3. Ceza Dairesi Esas No: 2019/1048 Karar No: 2019/8560 Karar Tarihi: 17.04.2019
Yargıtay 3. Ceza Dairesi 2019/1048 Esas 2019/8560 Karar Sayılı İlamı
Özet:
Asliye Ceza Mahkemesi tarafından verilen ve Ceza Dairesi tarafından değerlendirilen kararda, ilk haksız hareketin kimden kaynaklandığı belirlenemediği için, TCK'nin 29. maddesi gereği asgari seviyede (1/4) oranında haksız tahrik indirimi uygulanması gerektiği, ancak yanlış hesaplama sonucu sanığın \"2 yıl 1 ay\" yerine \"1 yıl 13 ay\" hapis cezası ile cezalandırıldığı belirtilmiştir. Bu nedenle hükmün bozulmasına karar verilmiştir. Ancak bu durum yeniden yargılamayı gerektirmediğinden, sanığın neticeten 1 yıl 15 gün hapis cezası ile cezalandırılmasına karar verilmiştir. Kararda geçen kanun maddeleri TCK'nin 29. ve 62. maddeleridir.

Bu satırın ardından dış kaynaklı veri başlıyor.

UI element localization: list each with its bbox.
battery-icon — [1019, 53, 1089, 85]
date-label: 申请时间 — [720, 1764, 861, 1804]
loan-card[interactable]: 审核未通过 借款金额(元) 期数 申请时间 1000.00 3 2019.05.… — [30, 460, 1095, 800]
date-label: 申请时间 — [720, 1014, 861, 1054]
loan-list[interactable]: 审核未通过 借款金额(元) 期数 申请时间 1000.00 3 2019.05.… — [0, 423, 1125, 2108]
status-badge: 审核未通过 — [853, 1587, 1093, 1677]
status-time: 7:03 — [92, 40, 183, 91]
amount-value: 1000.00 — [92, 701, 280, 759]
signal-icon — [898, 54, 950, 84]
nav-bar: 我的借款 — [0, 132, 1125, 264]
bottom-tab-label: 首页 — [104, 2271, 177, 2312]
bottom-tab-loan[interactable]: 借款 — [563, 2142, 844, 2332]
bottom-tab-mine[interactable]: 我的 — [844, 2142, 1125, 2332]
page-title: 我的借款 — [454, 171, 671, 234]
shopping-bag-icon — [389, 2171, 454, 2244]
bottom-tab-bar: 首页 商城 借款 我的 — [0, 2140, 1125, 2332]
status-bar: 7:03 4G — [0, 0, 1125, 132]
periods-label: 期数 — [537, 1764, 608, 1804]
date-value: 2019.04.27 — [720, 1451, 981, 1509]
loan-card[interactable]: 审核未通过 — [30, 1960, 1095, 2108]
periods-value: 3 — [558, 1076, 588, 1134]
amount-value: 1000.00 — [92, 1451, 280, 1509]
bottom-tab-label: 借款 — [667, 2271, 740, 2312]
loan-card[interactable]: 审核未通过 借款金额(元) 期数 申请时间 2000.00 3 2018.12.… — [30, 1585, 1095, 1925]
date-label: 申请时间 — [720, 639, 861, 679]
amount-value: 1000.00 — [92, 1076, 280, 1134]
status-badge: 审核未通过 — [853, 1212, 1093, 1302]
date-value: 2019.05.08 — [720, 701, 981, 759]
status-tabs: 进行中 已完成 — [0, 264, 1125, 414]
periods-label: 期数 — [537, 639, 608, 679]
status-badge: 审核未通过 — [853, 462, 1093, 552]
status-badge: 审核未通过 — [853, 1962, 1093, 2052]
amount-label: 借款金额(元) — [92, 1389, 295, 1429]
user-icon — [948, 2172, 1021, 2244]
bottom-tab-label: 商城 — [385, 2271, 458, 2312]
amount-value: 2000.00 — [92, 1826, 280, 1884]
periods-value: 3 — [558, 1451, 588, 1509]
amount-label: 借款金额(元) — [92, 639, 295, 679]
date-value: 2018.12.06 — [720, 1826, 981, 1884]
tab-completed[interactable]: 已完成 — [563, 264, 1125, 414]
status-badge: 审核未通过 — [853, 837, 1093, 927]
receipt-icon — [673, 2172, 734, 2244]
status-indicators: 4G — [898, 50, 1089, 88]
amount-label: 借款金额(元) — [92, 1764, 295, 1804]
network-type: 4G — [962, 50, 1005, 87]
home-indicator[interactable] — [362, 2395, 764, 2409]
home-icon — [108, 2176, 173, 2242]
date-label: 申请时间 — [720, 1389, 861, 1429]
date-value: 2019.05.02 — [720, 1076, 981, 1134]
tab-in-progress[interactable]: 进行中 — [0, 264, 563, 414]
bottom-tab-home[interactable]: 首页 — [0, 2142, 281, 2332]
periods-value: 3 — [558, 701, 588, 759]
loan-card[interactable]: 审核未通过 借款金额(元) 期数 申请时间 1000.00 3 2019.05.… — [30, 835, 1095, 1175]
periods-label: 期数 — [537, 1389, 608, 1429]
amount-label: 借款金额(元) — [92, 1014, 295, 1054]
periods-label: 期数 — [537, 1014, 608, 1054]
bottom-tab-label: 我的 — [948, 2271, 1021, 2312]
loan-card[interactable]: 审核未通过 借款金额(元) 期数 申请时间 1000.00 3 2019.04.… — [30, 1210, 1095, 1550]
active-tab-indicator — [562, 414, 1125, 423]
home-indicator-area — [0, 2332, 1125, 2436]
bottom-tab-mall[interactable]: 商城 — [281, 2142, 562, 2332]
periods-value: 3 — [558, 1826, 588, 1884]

3. Ceza Dairesi 2019/1048 E. , 2019/8560 K.
"İçtihat Metni"
MAHKEMESİ :Asliye Ceza Mahkemesi HÜKÜM : Mahkumiyet
Mahalli mahkemece bozma üzerine verilen hüküm temyiz edilmekle evrak okunarak; Gereği görüşülüp düşünüldü: İlk haksız hareketin kimden kaynaklandığı şüpheye yer bırakmayacak şekilde belirlenemediğinde, Yargıtay Ceza Genel Kurulunun 22.10.2002 tarih ve 2002/4-238 Esas - 367 sayılı kararı uyarınca, 5237 sayılı TCK"nin 29. maddesi gereğince asgari seviyede (1/4) oranında haksız tahrik indirimi uygulanması gerekirken, yazılı şekilde (1/2) oranında indirim yapılması ve yine hükmolunan "2 yıl 6 ay" hapis cezası üzerinden TCK"nin 62. maddesi gereğince (1/6) oranında indirim yapıldığında, hatalı hesaplama sonucu sanığın "2 yıl 1 ay" yerine "1 yıl 13 ay" hapis cezası ile cezalandırılmasına karar verilmesi, sonuç cezanın kazanılmış hak gereğince "1 yıl 15 güne" indirilmesi gerektiğinden, sonuca etkili olmadığı anlaşılmakla bozma nedeni yapılmamıştır. Yerinde görülmeyen diğer temyiz itirazlarının reddine, ancak, Dairemizin 28.09.2016 tarih, 2016/1820 Esas - 2016/16464 Karar sayılı bozma ilamından önce sanığın neticeten "1 yıl 15 gün" hapis cezası ile cezalandırılmasına karar verildiği; söz konusu kararın yanlızca sanık müdafii tarafından temyiz edilmesi ve aleyhe temyiz bulunmaması nedeniyle 1412 sayılı CMUK"un 326/son maddesi gereğince sanığın kazanılmış hakkının dikkate alınması gerektiği belirtildiği halde; bozma ilamından sonra kurulan hükümde, neticeten "1 yıl 13 ay" hapis cezası ile cezalandırılmasına karar verilmesi suretiyle sanığın kazanılmış hakkı ihlal edilerek fazla ceza tayini, Bozmayı gerektirmiş, sanık müdafiin ve o yer Cumhuriyet savcısının temyiz itirazları bu itibarla yerinde görülmüş olduğundan hükmün bu nedenle 6723 sayılı Kanun"un 33. maddesiyle değişik 5320 sayılı Kanun"un 8/1. maddesi ile yürürlükte bulunan 1412 sayılı CMUK’un 321. maddesi uyarınca BOZULMASINA, ancak bu husus yeniden yargılamayı gerektirmediğinden CMUK"un 322. maddesi gereğince, hükmün TCK"nin 62. maddesinin uygulanmasına ilişkin fıkrasından sonra gelmek üzere "Ancak ilk hüküm yalnızca sanık müdafii tarafından temyiz edilmiş olup, aleyhe temyiz bulunmadığından ve bu durum ceza miktarı açısından CMUK"un 326/son maddesi uyarınca sanık lehine kazanılmış hak oluşturduğundan, sanığın neticeten 1 yıl 15 gün hapis cezası ile cezalandırılmasına," şeklinde fıkranın eklenmesi suretiyle hükmün DÜZELTİLEREK ONANMASINA, 17.04.2019 gününde oy birliğiyle karar verildi.